Symposia
Dissemination & Implementation Science
Patty Kuo, M.Ed.
University of Utah
Seattle, Washington
Vivek Srikumar, Ph.D
Assistant Professor
University of Utah
Salt Lake City, UT
Michael Tanana, Ph.D
Research Assistant Professor
University of Utah
Salt Lake City, Utah
Karen Tao, Ph.D
Assistant Professor
University of Utah
Salt Lake City, UT
Jake Van Epps, Ph.D
Staff Psychologist
University of Utah
Salt lake City, Utah
Zac Imel, PhD
Associate Professor
University of Utah
Salt Lake City, UT
Due to systemic experiences of discrimination, Black, Indigenous, People of Color (BIPOC) and lesbian, gay, bisexual, transgender, and queer (LGBTQ+) individuals experience not only high levels of psychological distress, but also disparities in quality of mental health care. A primary focus of efforts to reduce therapist contributions to mental health care disparities has been examining cultural competency (CC), which involves a therapist’s ability to navigate the cultural aspects of clinical interactions. Client ratings of CC are generally associated with treatment outcomes and therapeutic processes. While client perceptions of therapist CC are important, a reliance on retrospective client ratings limits what we know about the language that constitutes culturally sensitive care. Recently, Natural Language Processing (NLP) models have been applied to psychotherapy conversations to automatically capture the use of evidence based treatments, topics of conversation, and emotional expression.
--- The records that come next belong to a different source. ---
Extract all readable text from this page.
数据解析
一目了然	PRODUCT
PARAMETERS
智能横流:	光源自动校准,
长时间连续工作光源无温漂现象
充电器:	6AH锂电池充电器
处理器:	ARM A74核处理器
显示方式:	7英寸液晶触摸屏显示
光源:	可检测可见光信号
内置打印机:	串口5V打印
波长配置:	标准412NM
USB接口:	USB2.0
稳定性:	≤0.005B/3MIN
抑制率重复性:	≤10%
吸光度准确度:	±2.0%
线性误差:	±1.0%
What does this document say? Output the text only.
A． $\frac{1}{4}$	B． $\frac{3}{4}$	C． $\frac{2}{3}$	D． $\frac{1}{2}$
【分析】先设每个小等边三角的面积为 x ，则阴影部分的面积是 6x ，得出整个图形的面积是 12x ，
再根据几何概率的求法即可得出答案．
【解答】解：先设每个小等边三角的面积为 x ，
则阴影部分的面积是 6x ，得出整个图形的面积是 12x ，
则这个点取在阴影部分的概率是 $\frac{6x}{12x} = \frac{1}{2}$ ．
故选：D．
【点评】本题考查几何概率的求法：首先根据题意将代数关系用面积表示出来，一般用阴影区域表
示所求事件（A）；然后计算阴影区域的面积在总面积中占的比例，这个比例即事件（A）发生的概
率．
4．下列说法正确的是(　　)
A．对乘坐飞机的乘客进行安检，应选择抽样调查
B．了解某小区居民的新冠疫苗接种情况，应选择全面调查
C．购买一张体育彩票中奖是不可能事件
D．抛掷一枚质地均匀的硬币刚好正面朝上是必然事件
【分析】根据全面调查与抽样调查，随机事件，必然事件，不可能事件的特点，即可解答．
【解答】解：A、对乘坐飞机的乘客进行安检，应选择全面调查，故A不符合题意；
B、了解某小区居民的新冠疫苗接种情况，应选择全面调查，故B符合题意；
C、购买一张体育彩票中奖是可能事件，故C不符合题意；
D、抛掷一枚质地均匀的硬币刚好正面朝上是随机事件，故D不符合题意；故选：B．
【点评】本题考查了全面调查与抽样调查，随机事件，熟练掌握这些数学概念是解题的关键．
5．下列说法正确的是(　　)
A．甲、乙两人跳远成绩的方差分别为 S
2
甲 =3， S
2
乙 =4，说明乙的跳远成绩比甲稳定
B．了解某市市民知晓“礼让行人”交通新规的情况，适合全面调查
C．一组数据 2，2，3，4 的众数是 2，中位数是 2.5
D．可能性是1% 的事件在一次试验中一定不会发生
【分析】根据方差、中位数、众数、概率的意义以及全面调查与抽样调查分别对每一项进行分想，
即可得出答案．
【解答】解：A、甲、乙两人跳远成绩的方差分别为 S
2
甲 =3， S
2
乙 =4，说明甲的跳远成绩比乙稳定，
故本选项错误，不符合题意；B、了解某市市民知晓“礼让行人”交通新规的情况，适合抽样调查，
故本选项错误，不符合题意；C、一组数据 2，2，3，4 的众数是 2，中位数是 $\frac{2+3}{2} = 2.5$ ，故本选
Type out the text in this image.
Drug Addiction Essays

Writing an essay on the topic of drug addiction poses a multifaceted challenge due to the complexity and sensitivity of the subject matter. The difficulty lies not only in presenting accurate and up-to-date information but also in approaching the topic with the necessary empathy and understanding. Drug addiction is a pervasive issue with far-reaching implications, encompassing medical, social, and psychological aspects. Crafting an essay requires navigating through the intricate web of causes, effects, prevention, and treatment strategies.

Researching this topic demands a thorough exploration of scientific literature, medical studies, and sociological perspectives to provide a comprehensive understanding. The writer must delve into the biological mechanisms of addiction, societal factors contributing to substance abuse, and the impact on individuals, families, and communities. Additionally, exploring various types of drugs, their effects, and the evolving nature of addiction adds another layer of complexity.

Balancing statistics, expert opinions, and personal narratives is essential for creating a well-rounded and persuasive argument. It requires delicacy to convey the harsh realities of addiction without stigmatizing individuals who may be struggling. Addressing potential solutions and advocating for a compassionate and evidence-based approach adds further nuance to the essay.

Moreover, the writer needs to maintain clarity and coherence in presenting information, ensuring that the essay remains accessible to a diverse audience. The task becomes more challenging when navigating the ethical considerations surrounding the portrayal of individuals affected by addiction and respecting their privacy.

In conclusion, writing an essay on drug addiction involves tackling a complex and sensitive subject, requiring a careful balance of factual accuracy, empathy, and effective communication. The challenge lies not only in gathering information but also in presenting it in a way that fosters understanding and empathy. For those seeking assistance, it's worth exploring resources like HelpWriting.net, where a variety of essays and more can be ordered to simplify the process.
Prior research demonstrating the feasibility of automatically identifying topics of conversation in psychotherapy suggest that NLP models could be trained to automatically identify when clients and therapists are talking about cultural identities, and inform training and provision of rapid feedback to therapists to help address disparities in care. The purpose of the current study was to develop NLP tools that capture the cultural content of client-therapist interactions among REM and LGBTQ clients. Utilizing 103,170 labeled talk turns from 188 psychotherapy sessions, we evaluated the performance of support vector machine models in recognizing the discussion of cultural topics in psychotherapy at the session and utterance level. Our models were unable to consistently identify cultural conversations at the session level due to the relatively small number of sessions evaluated. Our unigram model that excluded stop words, and took into account contextual information from other utterances in the session, was able to identify some patterns in dialogue associated cultural conversations (Spearman’s rho=0.45; p< 0.001). Our results have important implications for application of NLP tools in facilitating multicultural training and feedback to clinicians, and understanding multicultural processes in therapy.